D'une part, De Niro peut toujours mordre dans un dialogue médiocre avec enthousiasme, surtout quand il a donné plus de blasphèmes et de vulgarités qu'il n'en a prononcé depuis des années, remontant peut-être à la fin des années 90. Pour un autre, un film comme Sale grand-père – où même le titre est une arnaque d'un autre film – donne à un acteur de 72 ans un rôle principal dans une large comédie. Les potentiels protecteurs de l'héritage de De Niro ont tendance à ne pas reconnaître les réalités de rester un acteur actif jusqu'à un âge avancé, en particulier sans recourir exclusivement à des personnages.
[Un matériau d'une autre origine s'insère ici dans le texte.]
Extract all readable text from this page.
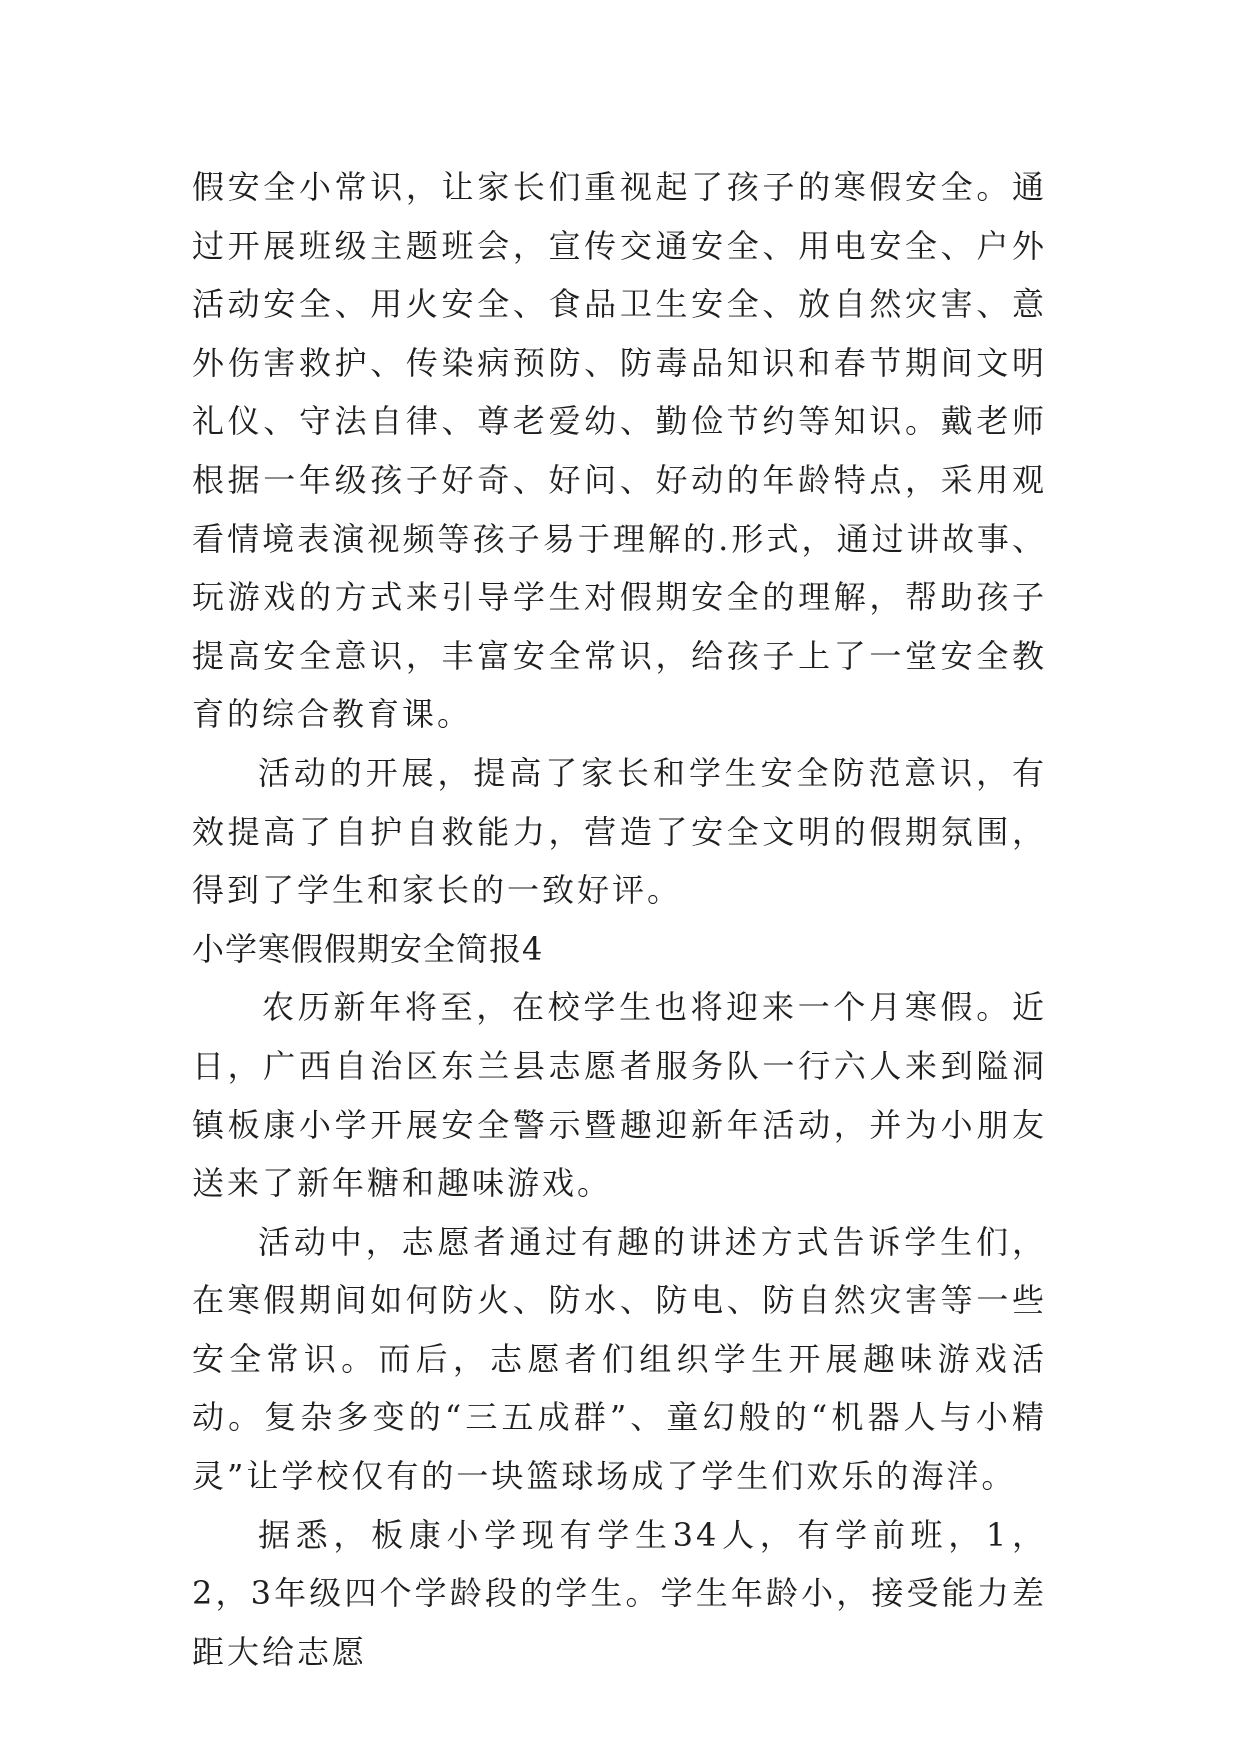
假安全小常识，让家长们重视起了孩子的寒假安全。通过开展班级主题班会，宣传交通安全、用电安全、户外活动安全、用火安全、食品卫生安全、放自然灾害、意外伤害救护、传染病预防、防毒品知识和春节期间文明礼仪、守法自律、尊老爱幼、勤俭节约等知识。戴老师根据一年级孩子好奇、好问、好动的年龄特点，采用观看情境表演视频等孩子易于理解的.形式，通过讲故事、玩游戏的方式来引导学生对假期安全的理解，帮助孩子提高安全意识，丰富安全常识，给孩子上了一堂安全教育的综合教育课。

活动的开展，提高了家长和学生安全防范意识，有效提高了自护自救能力，营造了安全文明的假期氛围，得到了学生和家长的一致好评。

小学寒假假期安全简报4

农历新年将至，在校学生也将迎来一个月寒假。近日，广西自治区东兰县志愿者服务队一行六人来到隘洞镇板康小学开展安全警示暨趣迎新年活动，并为小朋友送来了新年糖和趣味游戏。

活动中，志愿者通过有趣的讲述方式告诉学生们，在寒假期间如何防火、防水、防电、防自然灾害等一些安全常识。而后，志愿者们组织学生开展趣味游戏活动。复杂多变的“三五成群”、童幻般的“机器人与小精灵”让学校仅有的一块篮球场成了学生们欢乐的海洋。

据悉，板康小学现有学生34人，有学前班，1，2，3年级四个学龄段的学生。学生年龄小，接受能力差距大给志愿
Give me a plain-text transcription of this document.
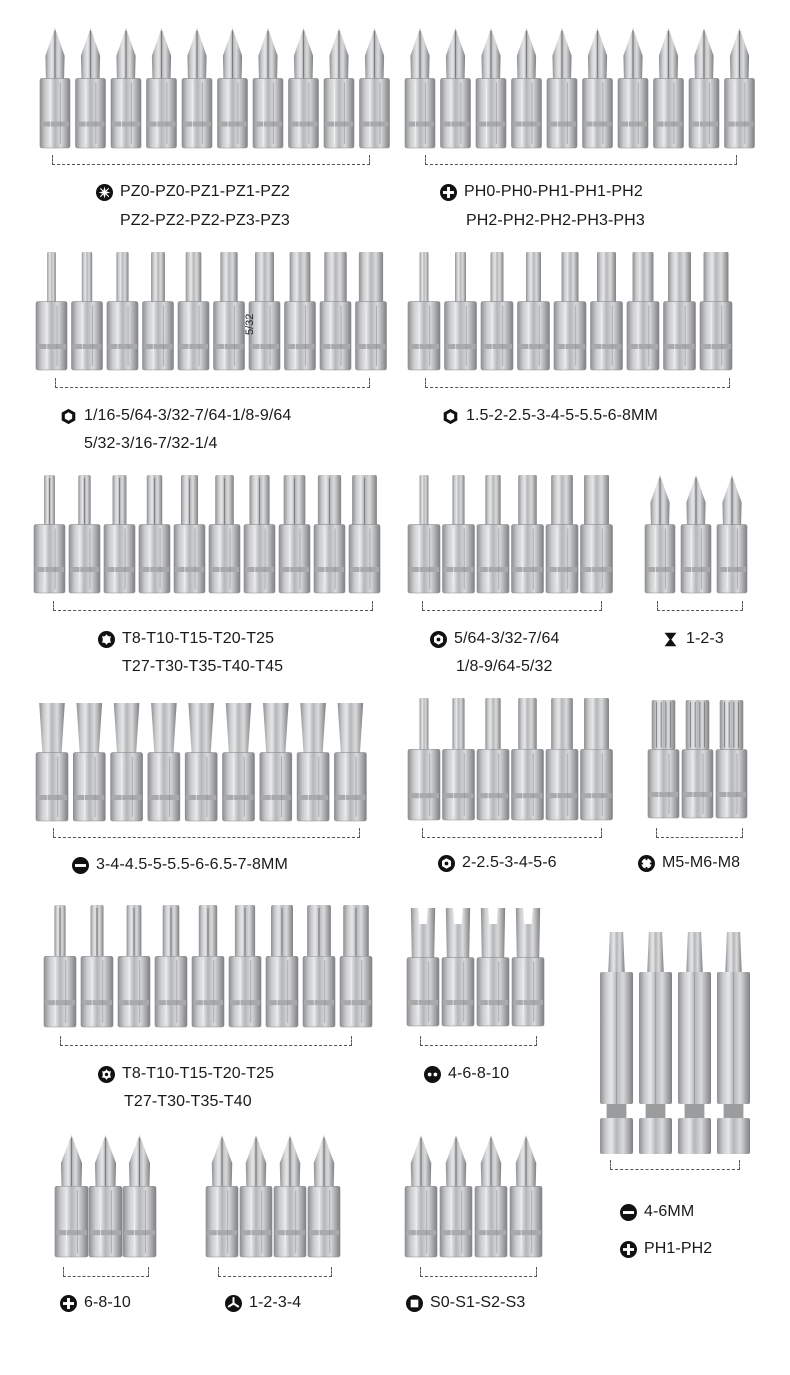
PZ0-PZ0-PZ1-PZ1-PZ2
PZ2-PZ2-PZ2-PZ3-PZ3
PH0-PH0-PH1-PH1-PH2
PH2-PH2-PH2-PH3-PH3
1/16-5/64-3/32-7/64-1/8-9/64
5/32-3/16-7/32-1/4
5/32
1.5-2-2.5-3-4-5-5.5-6-8MM
T8-T10-T15-T20-T25
T27-T30-T35-T40-T45
5/64-3/32-7/64
1/8-9/64-5/32
1-2-3
3-4-4.5-5-5.5-6-6.5-7-8MM	2-2.5-3-4-5-6	M5-M6-M8
T8-T10-T15-T20-T25
T27-T30-T35-T40
4-6-8-10
4-6MM
PH1-PH2
6-8-10	1-2-3-4	S0-S1-S2-S3
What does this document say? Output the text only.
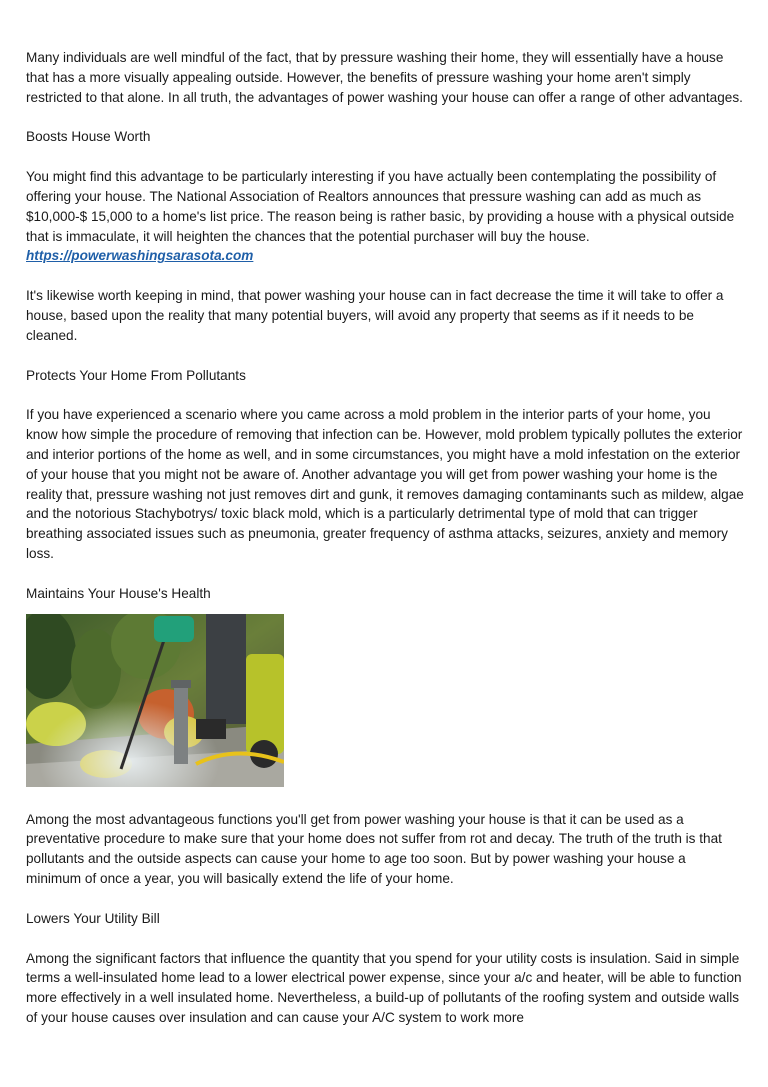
Many individuals are well mindful of the fact, that by pressure washing their home, they will essentially have a house that has a more visually appealing outside. However, the benefits of pressure washing your home aren't simply restricted to that alone. In all truth, the advantages of power washing your house can offer a range of other advantages.

Boosts House Worth

You might find this advantage to be particularly interesting if you have actually been contemplating the possibility of offering your house. The National Association of Realtors announces that pressure washing can add as much as $10,000-$ 15,000 to a home's list price. The reason being is rather basic, by providing a house with a physical outside that is immaculate, it will heighten the chances that the potential purchaser will buy the house.
https://powerwashingsarasota.com

It's likewise worth keeping in mind, that power washing your house can in fact decrease the time it will take to offer a house, based upon the reality that many potential buyers, will avoid any property that seems as if it needs to be cleaned.

Protects Your Home From Pollutants

If you have experienced a scenario where you came across a mold problem in the interior parts of your home, you know how simple the procedure of removing that infection can be. However, mold problem typically pollutes the exterior and interior portions of the home as well, and in some circumstances, you might have a mold infestation on the exterior of your house that you might not be aware of. Another advantage you will get from power washing your home is the reality that, pressure washing not just removes dirt and gunk, it removes damaging contaminants such as mildew, algae and the notorious Stachybotrys/ toxic black mold, which is a particularly detrimental type of mold that can trigger breathing associated issues such as pneumonia, greater frequency of asthma attacks, seizures, anxiety and memory loss.

Maintains Your House's Health

Among the most advantageous functions you'll get from power washing your house is that it can be used as a preventative procedure to make sure that your home does not suffer from rot and decay. The truth of the truth is that pollutants and the outside aspects can cause your home to age too soon. But by power washing your house a minimum of once a year, you will basically extend the life of your home.

Lowers Your Utility Bill

Among the significant factors that influence the quantity that you spend for your utility costs is insulation. Said in simple terms a well-insulated home lead to a lower electrical power expense, since your a/c and heater, will be able to function more effectively in a well insulated home. Nevertheless, a build-up of pollutants of the roofing system and outside walls of your house causes over insulation and can cause your A/C system to work more
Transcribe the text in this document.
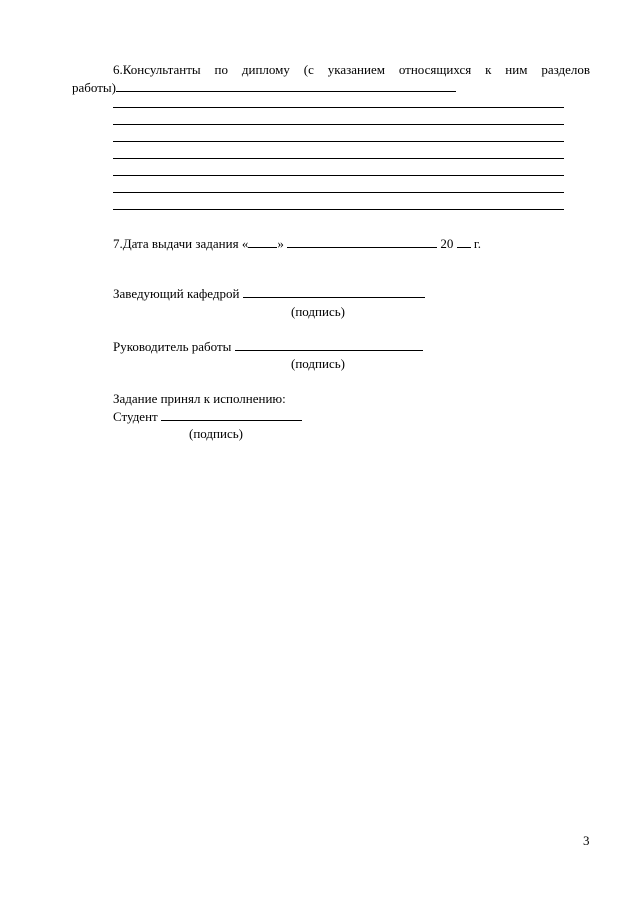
6.Консультанты по диплому (с указанием относящихся к ним разделов
работы)
7.Дата выдачи задания « »	20 г.
Заведующий кафедрой
(подпись)
Руководитель работы
(подпись)
Задание принял к исполнению:
Студент
(подпись)
3
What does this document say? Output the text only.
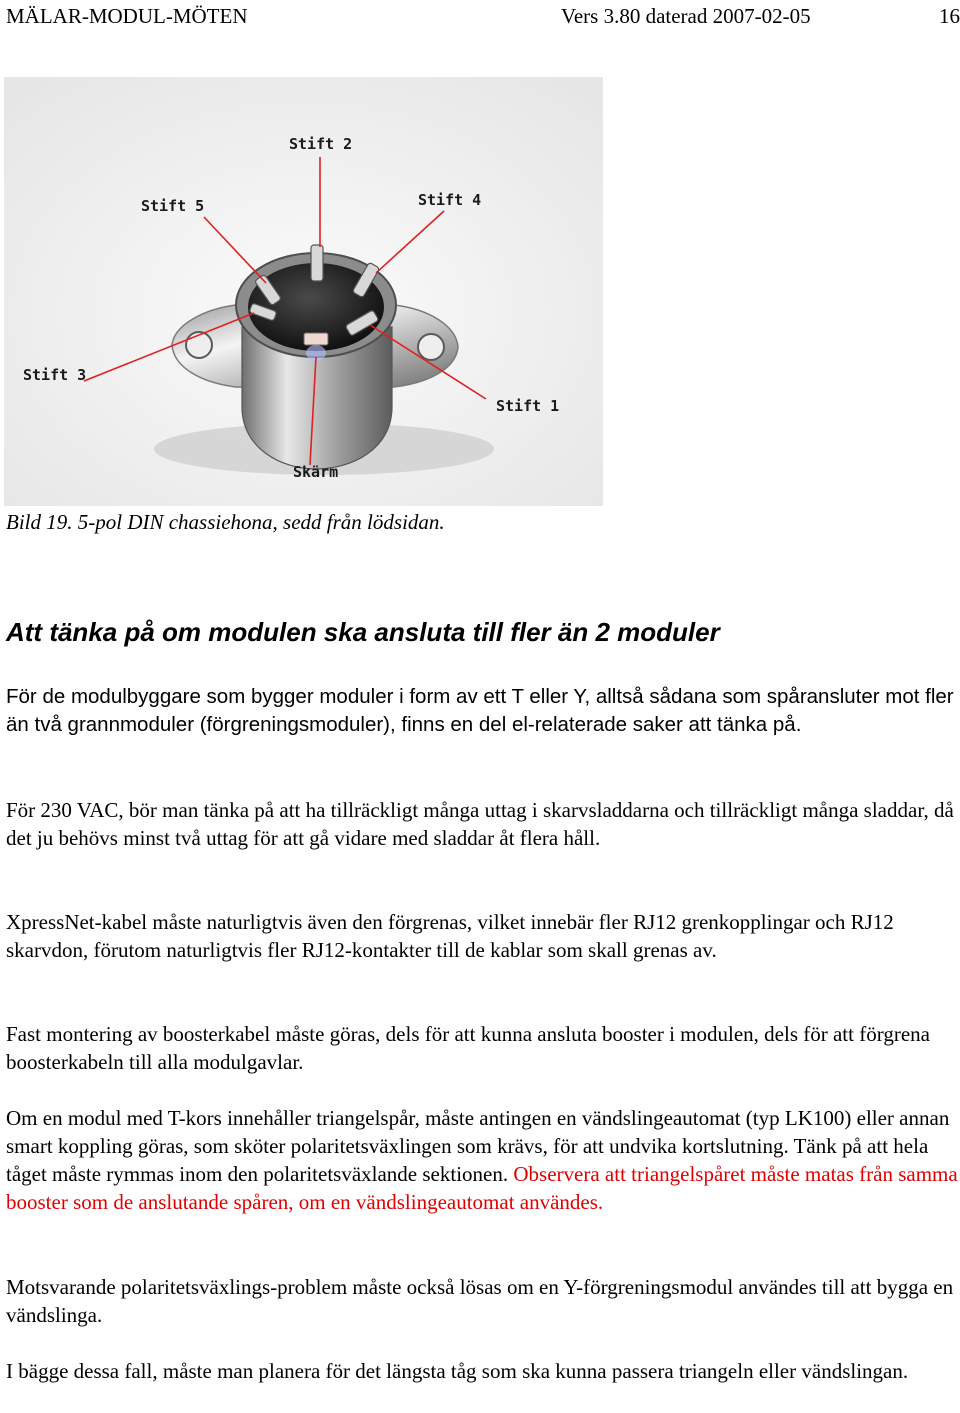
MÄLAR-MODUL-MÖTEN	Vers 3.80 daterad 2007-02-05	16
Stift 2
Stift 5	Stift 4
Stift 3
Stift 1
Skärm
Bild 19. 5-pol DIN chassiehona, sedd från lödsidan.
Att tänka på om modulen ska ansluta till fler än 2 moduler

För de modulbyggare som bygger moduler i form av ett T eller Y, alltså sådana som spåransluter mot fler än två grannmoduler (förgreningsmoduler), finns en del el-relaterade saker att tänka på.

För 230 VAC, bör man tänka på att ha tillräckligt många uttag i skarvsladdarna och tillräckligt många sladdar, då det ju behövs minst två uttag för att gå vidare med sladdar åt flera håll.

XpressNet-kabel måste naturligtvis även den förgrenas, vilket innebär fler RJ12 grenkopplingar och RJ12 skarvdon, förutom naturligtvis fler RJ12-kontakter till de kablar som skall grenas av.

Fast montering av boosterkabel måste göras, dels för att kunna ansluta booster i modulen, dels för att förgrena boosterkabeln till alla modulgavlar.

Om en modul med T-kors innehåller triangelspår, måste antingen en vändslingeautomat (typ LK100) eller annan smart koppling göras, som sköter polaritetsväxlingen som krävs, för att undvika kortslutning. Tänk på att hela tåget måste rymmas inom den polaritetsväxlande sektionen. Observera att triangelspåret måste matas från samma booster som de anslutande spåren, om en vändslingeautomat användes.

Motsvarande polaritetsväxlings-problem måste också lösas om en Y-förgreningsmodul användes till att bygga en vändslinga.

I bägge dessa fall, måste man planera för det längsta tåg som ska kunna passera triangeln eller vändslingan.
Il serait plus facile de défendre le travail de fin de période souvent sous-estimé de De Niro s'il choisissait de meilleures comédies torrides que celle-ci. Il incarne Dick Kelly, un vieil homme apparemment doux qui cajole son petit-fils avocat Jason (Zac Efron) pour qu'il le conduise à Boca Raton. Mais lorsqu'un Jason réticent vient chercher son grand-père, il trouve, oui, une vieille personne grossière qui veut profiter pleinement de son nouveau statut de veuf en se faisant baiser pendant les vacances de printemps. Jason veut (ou, dans le style de la comédie live-a-little buddy, pense il veut) rentrer chez lui avec la petite amie exigeante qu'il épouse dans une semaine. Mais quand Jason et Dick tombent sur un groupe d'étudiants dirigés par la vieille connaissance de Jason, Shadia (Zoey Deutch, la dernière actrice chargée de faire semblant de trouver drôle les plaisanteries d'Efron) et la vorace sexuelle Lenore (Aubrey Plaza), Dick insiste pour prolonger le voyage. Et le film.



Le réalisateur Dan Mazer a écrit pour une variété de projets de Sacha Baron Cohen, et semble ici viser une marque similaire de comédie de choc espiègle; Sale grand-père va beaucoup plus loin que les fans de manigances plus douces de De Niro comme Dernier Vegas ou alors Little Fockers on peut s'y attendre (si ces fans existent bel et bien). Mais Mazer n'est pas le scénariste crédité ici, et des tâches de base comme une scène de dialogue à cinq personnages (un gâchis de coupes divisant les acteurs) semblent le garder plus qu'occupé. Même le travail de base consistant à assembler des gros plans simulés dans un montage de fête semble bâclé, gardant à peine les personnages dans le cadre assez longtemps pour que des gags visuels s'enregistrent, et rendant un simple jeu à boire étrangement difficile à suivre.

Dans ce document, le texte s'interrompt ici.